The list of attendees includes former Florida Gov. Jeb Bush, New Jersey Gov. Chris Christie, Wisconsin Gov. Scott Walker, and Ohio Gov. John Kasich, according to published reports.

So, what could be at stake in wooing Adelson? Independent analyses by groups such as ProPublica have determined that Adelson spent more money on elections in 2012 than anyone else in history. ProPublica determined after combing through Federal Election Commission and IRS records that Adelson and his wife, Miriam, spent at least $98 million during that election cycle.

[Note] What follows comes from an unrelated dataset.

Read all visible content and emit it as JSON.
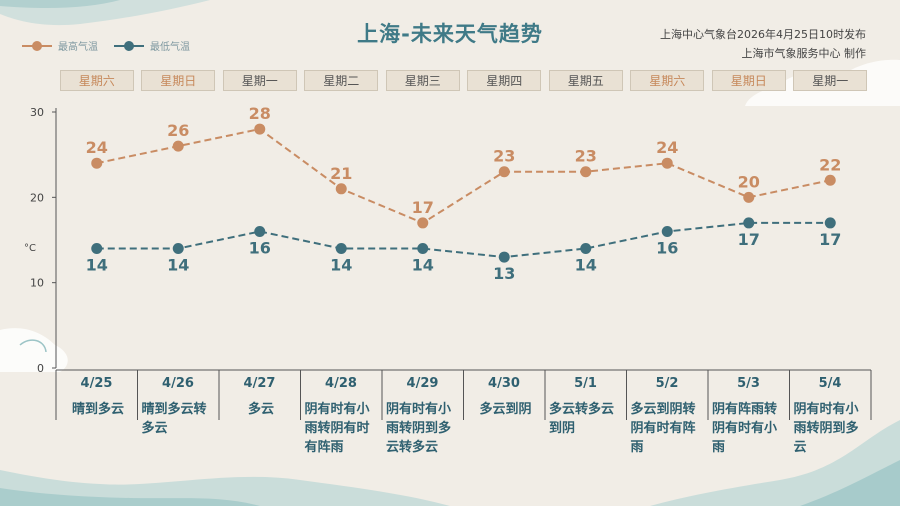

The money went to at least 34 different candidates and groups, with contributions ranging from $2,000 for a Florida congressional candidate to $30 million for Restore Our Future, the super PAC that supported 2012 GOP nominee Mitt Romney.

ProPublica also found that Adelson gave $20 million to Winning Our Future, a super PAC backing Gingrich's campaign before he called it quits; $23 million to American Crossroads, a conservative super PAC; and $5 million each to the Congressional Leadership Fund and the YG Action Fund, both of which supported Republican candidates for Congress.

 

Gingrich is not attending the gathering this weekend. But when asked by National Journal about all the focus on Adelson's role, he said, "Sheldon's a generous guy and he can attract a lot of players who want to come and hang out with him, and then they collectively attract a number of potential candidates."

But Gingrich added, "The truth is, we desperately need an election reform which allows candidates to receive the same amount of money as super PACs." House Speaker John Boehner is also expected to attend the event this weekend.